Roucher Jean Antoine
Nazione: Francia
Settore: Letteratura

ID: 3474

Quotazioni

A (autografo): S1 (da 0 a 100 €)

AML (lettera manoscritta firmata): S2 (da 101 a 500 €)

APL (autografo su foto o libro): S2 (da 101 a 500 €)

Quotazioni indicative.

Jean-Antoine Roucher (Montpellier, 22 febbraio 1745 – Parigi, 25 luglio 1794) è stato un poeta francese.

Biografia

Crebbe in una famiglia di artigiani borghesi di Montpellier, amatore della letteratura.
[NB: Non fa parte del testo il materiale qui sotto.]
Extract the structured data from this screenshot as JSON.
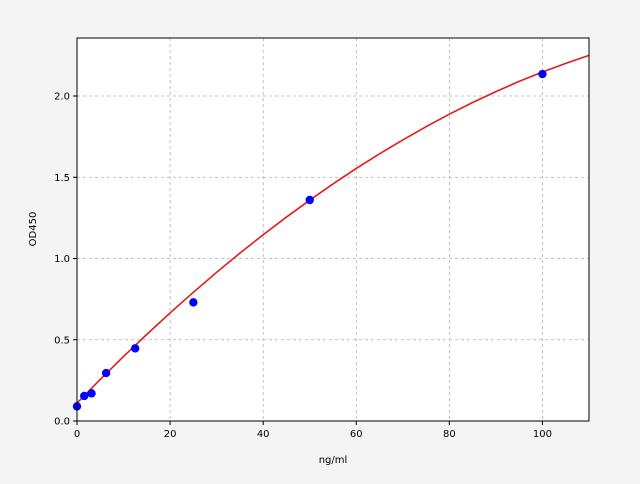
{
  "chart_data": {
    "type": "scatter",
    "title": "",
    "xlabel": "ng/ml",
    "ylabel": "OD450",
    "xlim": [
      0,
      110
    ],
    "ylim": [
      0,
      2.357
    ],
    "xticks": [
      0,
      20,
      40,
      60,
      80,
      100
    ],
    "xtick_labels": [
      "0",
      "20",
      "40",
      "60",
      "80",
      "100"
    ],
    "yticks": [
      0,
      0.5,
      1.0,
      1.5,
      2.0
    ],
    "ytick_labels": [
      "0.0",
      "0.5",
      "1.0",
      "1.5",
      "2.0"
    ],
    "grid": true,
    "colors": {
      "points": "#0000ff",
      "curve": "#e31a1c",
      "background": "#f4f4f4",
      "grid": "#b0b0b0"
    },
    "series": [
      {
        "kind": "points",
        "x": [
          0,
          1.56,
          3.125,
          6.25,
          12.5,
          25,
          50,
          100
        ],
        "y": [
          0.09,
          0.154,
          0.17,
          0.295,
          0.447,
          0.73,
          1.36,
          2.135
        ]
      },
      {
        "kind": "fit-curve",
        "x": [
          0,
          5,
          10,
          15,
          20,
          25,
          30,
          35,
          40,
          45,
          50,
          55,
          60,
          65,
          70,
          75,
          80,
          85,
          90,
          95,
          100,
          105,
          110
        ],
        "y": [
          0.11,
          0.256,
          0.397,
          0.533,
          0.665,
          0.792,
          0.915,
          1.033,
          1.146,
          1.255,
          1.359,
          1.459,
          1.554,
          1.644,
          1.73,
          1.811,
          1.888,
          1.96,
          2.027,
          2.09,
          2.148,
          2.201,
          2.25
        ]
      }
    ]
  }
}
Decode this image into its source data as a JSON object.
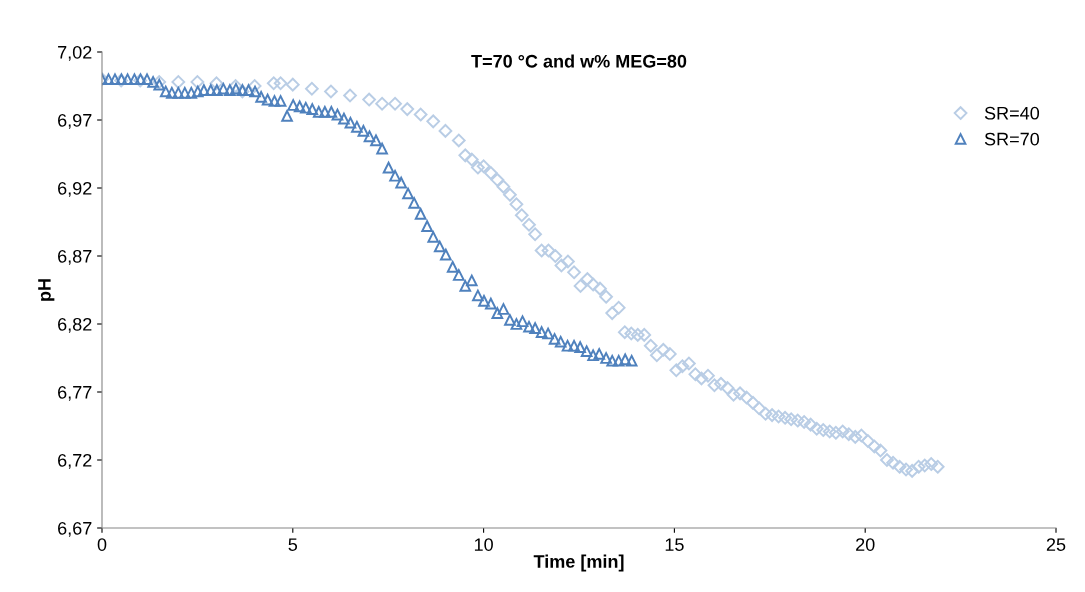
{
  "chart_data": {
    "type": "scatter",
    "title": "T=70 °C and w% MEG=80",
    "xlabel": "Time [min]",
    "ylabel": "pH",
    "xlim": [
      0,
      25
    ],
    "xticks": [
      0,
      5,
      10,
      15,
      20,
      25
    ],
    "ylim": [
      6.67,
      7.02
    ],
    "yticks": [
      {
        "value": 6.67,
        "label": "6,67"
      },
      {
        "value": 6.72,
        "label": "6,72"
      },
      {
        "value": 6.77,
        "label": "6,77"
      },
      {
        "value": 6.82,
        "label": "6,82"
      },
      {
        "value": 6.87,
        "label": "6,87"
      },
      {
        "value": 6.92,
        "label": "6,92"
      },
      {
        "value": 6.97,
        "label": "6,97"
      },
      {
        "value": 7.02,
        "label": "7,02"
      }
    ],
    "grid": false,
    "legend": "top right",
    "series": [
      {
        "name": "SR=40",
        "color": "#b9cde5",
        "marker": "diamond",
        "x": [
          0,
          0.5,
          1.0,
          1.5,
          2.0,
          2.5,
          3.0,
          3.5,
          3.68,
          4.0,
          4.5,
          4.68,
          5.0,
          5.5,
          6.0,
          6.5,
          7.0,
          7.34,
          7.68,
          8.0,
          8.35,
          8.68,
          9.0,
          9.35,
          9.52,
          9.69,
          9.85,
          10.0,
          10.19,
          10.36,
          10.52,
          10.69,
          10.86,
          11.0,
          11.19,
          11.35,
          11.52,
          11.7,
          11.88,
          12.04,
          12.21,
          12.37,
          12.54,
          12.72,
          12.87,
          13.05,
          13.21,
          13.37,
          13.54,
          13.7,
          13.87,
          14.04,
          14.21,
          14.38,
          14.54,
          14.71,
          14.88,
          15.05,
          15.21,
          15.38,
          15.55,
          15.71,
          15.88,
          16.05,
          16.22,
          16.39,
          16.55,
          16.72,
          16.89,
          17.06,
          17.22,
          17.39,
          17.56,
          17.73,
          17.9,
          18.06,
          18.23,
          18.4,
          18.57,
          18.73,
          18.9,
          19.07,
          19.23,
          19.41,
          19.57,
          19.74,
          19.9,
          20.07,
          20.24,
          20.4,
          20.57,
          20.73,
          20.9,
          21.07,
          21.23,
          21.4,
          21.56,
          21.73,
          21.9
        ],
        "values": [
          7.0,
          6.999,
          6.999,
          6.998,
          6.998,
          6.998,
          6.997,
          6.995,
          6.991,
          6.995,
          6.997,
          6.997,
          6.996,
          6.993,
          6.991,
          6.988,
          6.985,
          6.982,
          6.982,
          6.978,
          6.974,
          6.969,
          6.962,
          6.955,
          6.944,
          6.941,
          6.935,
          6.936,
          6.931,
          6.926,
          6.921,
          6.915,
          6.908,
          6.9,
          6.893,
          6.886,
          6.874,
          6.874,
          6.87,
          6.863,
          6.866,
          6.858,
          6.848,
          6.853,
          6.849,
          6.846,
          6.84,
          6.828,
          6.832,
          6.814,
          6.813,
          6.812,
          6.812,
          6.804,
          6.797,
          6.801,
          6.798,
          6.786,
          6.789,
          6.791,
          6.783,
          6.78,
          6.782,
          6.775,
          6.776,
          6.773,
          6.768,
          6.769,
          6.766,
          6.762,
          6.758,
          6.754,
          6.753,
          6.752,
          6.751,
          6.75,
          6.749,
          6.748,
          6.746,
          6.743,
          6.742,
          6.741,
          6.74,
          6.741,
          6.739,
          6.737,
          6.738,
          6.734,
          6.73,
          6.727,
          6.72,
          6.718,
          6.715,
          6.713,
          6.712,
          6.715,
          6.716,
          6.717,
          6.715
        ]
      },
      {
        "name": "SR=70",
        "color": "#4f81bd",
        "marker": "triangle",
        "x": [
          0,
          0.17,
          0.34,
          0.51,
          0.67,
          0.85,
          1.01,
          1.18,
          1.34,
          1.5,
          1.67,
          1.83,
          2.0,
          2.17,
          2.34,
          2.51,
          2.67,
          2.85,
          3.01,
          3.18,
          3.35,
          3.51,
          3.68,
          3.84,
          4.01,
          4.17,
          4.34,
          4.52,
          4.68,
          4.85,
          5.01,
          5.18,
          5.34,
          5.51,
          5.68,
          5.84,
          6.01,
          6.17,
          6.34,
          6.51,
          6.68,
          6.85,
          7.01,
          7.18,
          7.34,
          7.51,
          7.68,
          7.84,
          8.02,
          8.18,
          8.35,
          8.52,
          8.68,
          8.85,
          9.01,
          9.19,
          9.35,
          9.52,
          9.69,
          9.85,
          10.01,
          10.19,
          10.36,
          10.52,
          10.69,
          10.86,
          11.02,
          11.19,
          11.35,
          11.52,
          11.69,
          11.86,
          12.02,
          12.2,
          12.37,
          12.53,
          12.7,
          12.87,
          13.03,
          13.21,
          13.37,
          13.54,
          13.71,
          13.88
        ],
        "values": [
          7.0,
          7.0,
          7.0,
          7.0,
          7.0,
          7.0,
          7.0,
          7.0,
          6.998,
          6.996,
          6.991,
          6.99,
          6.99,
          6.99,
          6.99,
          6.991,
          6.992,
          6.992,
          6.992,
          6.993,
          6.992,
          6.993,
          6.992,
          6.992,
          6.991,
          6.987,
          6.985,
          6.984,
          6.984,
          6.973,
          6.981,
          6.98,
          6.979,
          6.978,
          6.976,
          6.976,
          6.976,
          6.974,
          6.971,
          6.968,
          6.965,
          6.962,
          6.958,
          6.955,
          6.949,
          6.935,
          6.929,
          6.924,
          6.916,
          6.909,
          6.901,
          6.892,
          6.884,
          6.877,
          6.871,
          6.862,
          6.856,
          6.848,
          6.852,
          6.841,
          6.837,
          6.835,
          6.828,
          6.831,
          6.823,
          6.82,
          6.822,
          6.818,
          6.817,
          6.814,
          6.813,
          6.809,
          6.807,
          6.804,
          6.804,
          6.803,
          6.8,
          6.797,
          6.798,
          6.795,
          6.793,
          6.793,
          6.794,
          6.793
        ]
      }
    ]
  }
}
Viene molto presto iniziato agli autori classici greci e latini da suo padre. (vedere “la dédicace des Mois”).

Dopo gli studi al piccolo seminario della sua città natale, egli è chiamato a Versailles da suo zio, l’abate Gros de Besplas, Cerimoniere di Monsieur, fratello del re. il suo poema scritto in occasione del matrimonio del delfino e di Marie Antoinette, La France et l’Autriche au temple de l’hymen, riscontra un certo successo e gli permette di ottenere grazie a Turgot la carica di Ricevitore delle tasse sul sale, che lui fece esercitare a suo fratello Roucher d’Aubanel al fine di consacrarsi alla poesia.

Acquista anche una forte rinomazione con il suo monumentale poema pastorale in dodici cantici, Les Mois (1779), seguito da lunghe ed interessanti note. Egli fece parte dei due o tre poeti francesi che rimettono in causa la rigidità dell’alessandrino classico, prendendosi delle libertà con l’emistico per dargli leggerezza.
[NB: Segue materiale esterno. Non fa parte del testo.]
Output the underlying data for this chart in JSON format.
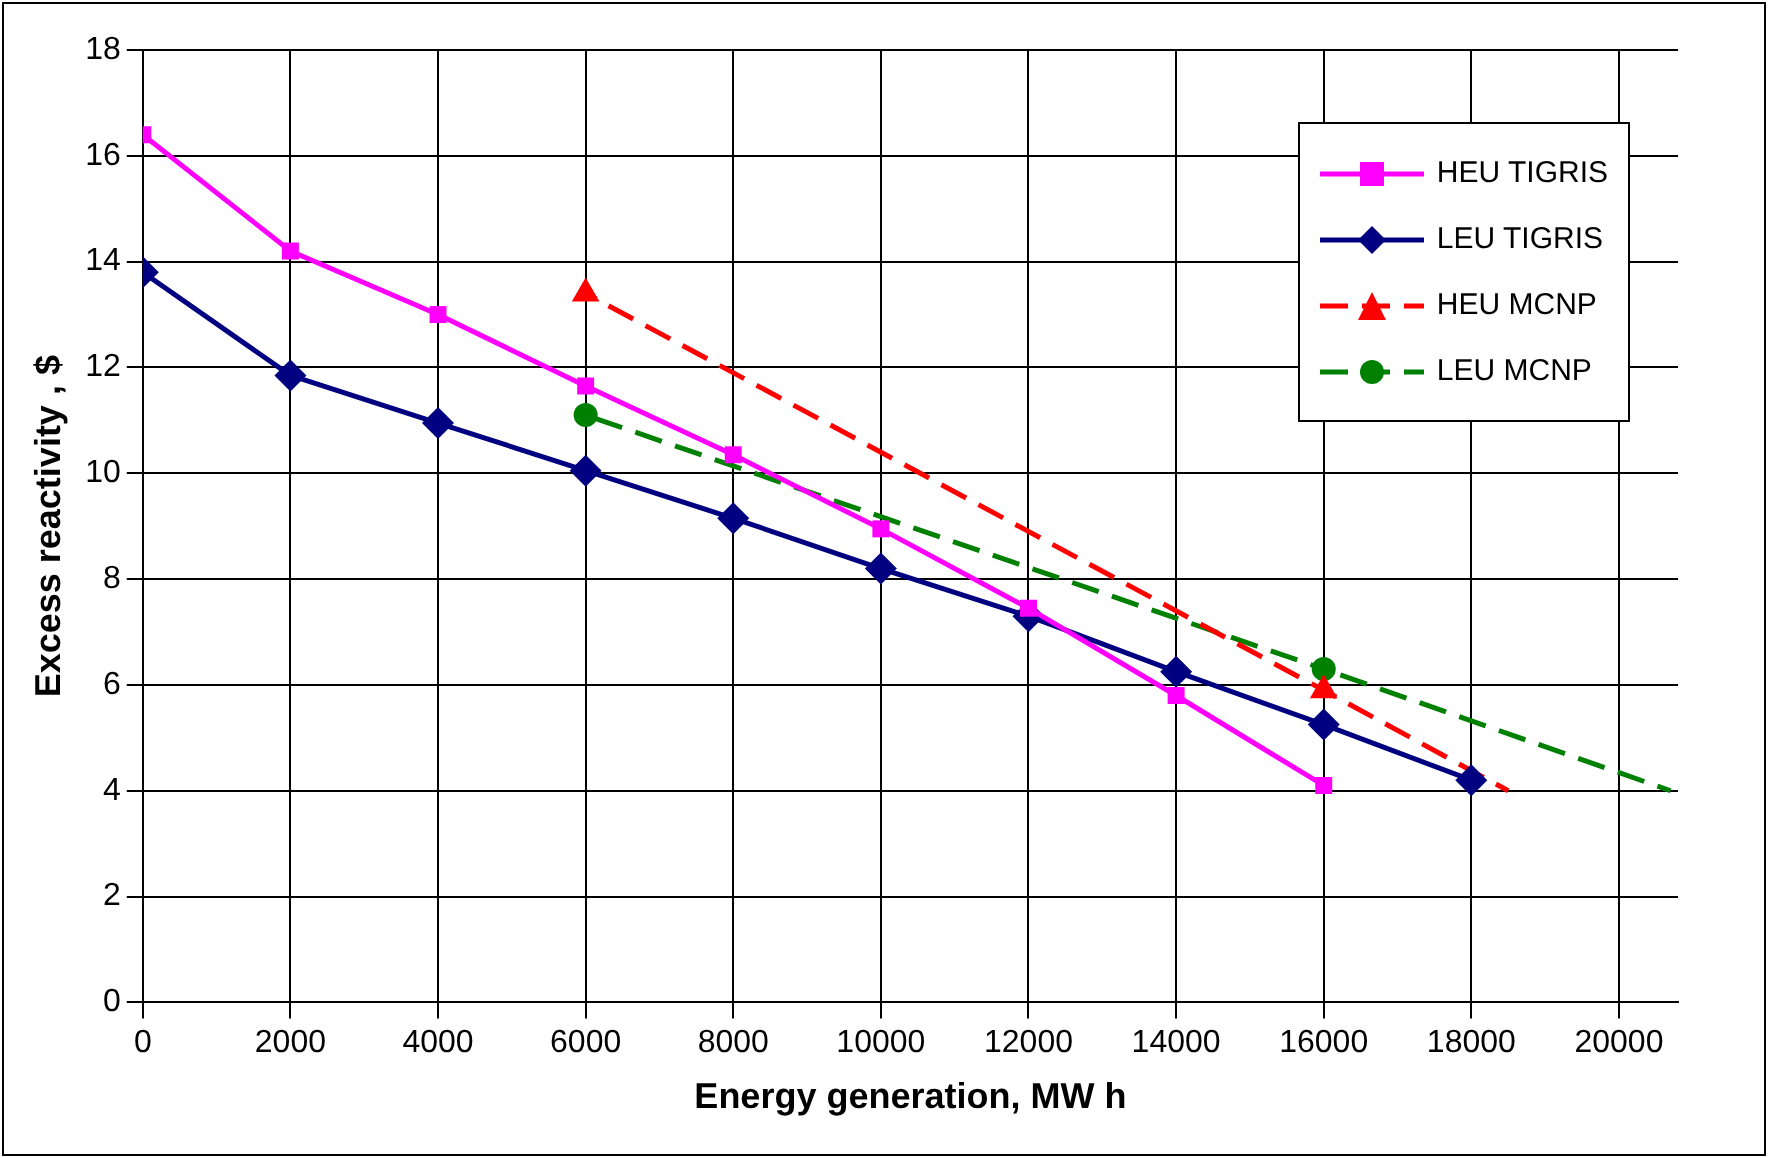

Si oppone duramente a La Harpe e rifiuta i compromessi che la critica gli propone per farlo entrare all’Accademia francese, qualcosa che La Harpe non gli perdonerà mai. Turgot e lui resteranno per lungo tempo in relazione ritrovandosi regolarmente per commentare gli avvenimenti politici dell’epoca. Egli pubblica ed edita La collection universelle des mémoires particuliers relatifs à l’histoire de France (Parigi, 1790).

Frequenta assiduamente i salotti di Julie de Lespinasse e di Anne-Catherine Helvétius a Auteuil. E qui si affeziona a sua figlia Eulalie. In quel salotto si lega in amicizia con Benjamin Franklin. Studia assiduamente l’inglese.

Durante la Rivoluzione, dopo un certo periodo di entusiasmo per le nuove idee, una certa ammirazione per Voltaire e l’amicizia con Jean-Jacques Rousseau (egli fu il primo a pubblicare le quattro Lettere a M. de Malesherbes), prende viva coscienza degli abusi che la rivoluzione porta in sé stessa e redige degli articoli contro i rivoluzionari. La sua inimicizia per Robespierre a cui egli rinfaccia i suoi eccessi, gli vale d’essere arrestato durante il periodo del Terrore. Viene imprigionato a Sainte-Pélagie e poi a Saint-Lazare, dove ha per compagni di cattività André-Marie Chénier e Hubert Robert, che lo rappresenta una dozzina di volte (di cui un disegno commovente con suo figlio Pierre-Angélique, detto Émile, « l’Archange », dietro le sbarre della prigione in compagnia di Aimée de Coigny, duchessa di Fleury). André Chénier e Jean Antoine Roucher sono vittime della cospirazione delle prigioni. Trasferiti alla Conciergerie, sono giudicato per « Complotto monarchico », condannati a morte e ghigliottinati il 25 luglio 1794). Nel carretto che li porta entrambi alla ghigliottina, essi si scambiano dei versi intitolati d’Andromaque: « Oui, puisque je perds un ami si fidèle… » (da La dernière charrette). Viene sepolto al cimitero di Picpus.